Candidates taking stock after Tuesday’s invitations will parse their options along familiar lines. Those just below a CRS score 533 will consider how much ground a language score bump could cover and whether an additional credential is realistic. People newly hitting the one-year skilled experience threshold may find themselves in range for the next CEC round, especially if the invitation count remains at 1,000 and the cutoff stays near its current band. Others will look outward to provincial nomination programs, where a successful application can add 600 points and virtually guarantee an invitation in a subsequent federal round.
Analysts have suggested another Express Entry rounds of invitations could come as soon as October 29–30, 2025, potentially aimed at specific categories such as healthcare or French proficiency. While the timing and focus of any next round remain at IRCC’s discretion, the regularity of recent draws has helped set expectations. For many candidates, a rhythm of weekly or bi-weekly selections creates planning windows to update profiles, schedule language tests, or gather documents so they can act quickly if an invitation lands.
The narrative of 2025’s CEC selections is increasingly consistent: measured volumes, narrow score bands, and a clear emphasis on people already working in Canada. For candidates, the message is to keep profiles current and to look for achievable point gains that can clear a cutoff like a CRS score 533 in a Canada Express Entry round. For those who did receive one of the 1,000 Invitations to Apply on October 28, 2025, the next steps include assembling a complete application for permanent residence and meeting document requirements within IRCC timelines.
The details of each round, including draw numbers, cutoff scores, and tie-break timestamps, are posted by IRCC shortly after invitations are issued. For official updates and historical results, candidates can consult IRCC’s page on Express Entry rounds of invitations at the Government of Canada’s official website. As the year’s 10th CEC draw closes and profiles reset for the next selection, the people living and working in Canada on temporary status will be watching for the next chance to turn their experience into a permanent home.

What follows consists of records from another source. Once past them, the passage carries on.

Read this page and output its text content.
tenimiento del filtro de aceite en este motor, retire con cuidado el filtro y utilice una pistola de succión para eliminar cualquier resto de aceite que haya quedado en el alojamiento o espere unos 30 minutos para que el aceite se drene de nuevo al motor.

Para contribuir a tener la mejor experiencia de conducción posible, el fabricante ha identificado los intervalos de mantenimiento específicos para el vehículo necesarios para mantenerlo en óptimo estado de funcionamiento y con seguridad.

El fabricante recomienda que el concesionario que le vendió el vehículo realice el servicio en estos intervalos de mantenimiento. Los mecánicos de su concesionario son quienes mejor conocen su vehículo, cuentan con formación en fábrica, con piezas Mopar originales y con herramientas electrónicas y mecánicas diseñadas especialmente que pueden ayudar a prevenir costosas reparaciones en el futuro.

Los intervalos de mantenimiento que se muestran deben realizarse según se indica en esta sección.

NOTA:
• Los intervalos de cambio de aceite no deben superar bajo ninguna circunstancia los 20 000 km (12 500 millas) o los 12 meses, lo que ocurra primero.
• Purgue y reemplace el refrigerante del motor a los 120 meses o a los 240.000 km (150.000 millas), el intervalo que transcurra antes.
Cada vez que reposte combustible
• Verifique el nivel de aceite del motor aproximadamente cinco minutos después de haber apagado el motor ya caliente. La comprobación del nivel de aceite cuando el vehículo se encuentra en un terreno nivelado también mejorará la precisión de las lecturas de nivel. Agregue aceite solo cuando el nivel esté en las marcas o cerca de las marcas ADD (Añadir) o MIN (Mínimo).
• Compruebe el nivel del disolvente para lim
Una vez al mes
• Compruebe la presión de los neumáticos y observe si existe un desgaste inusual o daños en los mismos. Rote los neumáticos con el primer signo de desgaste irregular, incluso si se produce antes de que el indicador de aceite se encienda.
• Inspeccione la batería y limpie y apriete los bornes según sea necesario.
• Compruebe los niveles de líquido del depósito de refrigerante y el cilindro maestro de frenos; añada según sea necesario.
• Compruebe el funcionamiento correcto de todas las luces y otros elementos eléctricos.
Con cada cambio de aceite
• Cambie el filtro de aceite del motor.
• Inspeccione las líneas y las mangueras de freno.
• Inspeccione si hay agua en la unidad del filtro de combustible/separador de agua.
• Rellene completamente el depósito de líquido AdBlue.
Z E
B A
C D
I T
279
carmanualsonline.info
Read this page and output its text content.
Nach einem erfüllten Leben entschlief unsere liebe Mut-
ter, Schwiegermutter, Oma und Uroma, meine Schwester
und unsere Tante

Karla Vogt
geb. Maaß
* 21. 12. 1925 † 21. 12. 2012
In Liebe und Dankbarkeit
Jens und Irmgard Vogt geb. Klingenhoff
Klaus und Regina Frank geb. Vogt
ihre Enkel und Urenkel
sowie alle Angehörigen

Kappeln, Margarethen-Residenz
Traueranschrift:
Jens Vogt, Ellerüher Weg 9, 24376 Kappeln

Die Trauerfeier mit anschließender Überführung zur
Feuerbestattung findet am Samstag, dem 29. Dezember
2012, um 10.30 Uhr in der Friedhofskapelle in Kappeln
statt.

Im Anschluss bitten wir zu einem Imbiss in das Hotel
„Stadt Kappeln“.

This Article in a Nutshell
On October 28, 2025 IRCC issued 1,000 Invitations to Apply in Express Entry draw number 375 under the Canadian Experience Class, setting a CRS cutoff of 533 and using a tie-break timestamp of March 21, 2025 at 04:16:27 UTC. It was the fourth straight CEC draw with 1,000 ITAs and the 10th CEC draw of 2025, bringing the year-to-date total to 22,850 CEC invitations. IRCC continues focusing on workers already in Canada; small improvements in language, additional skilled experience, education, or a provincial nomination can be decisive.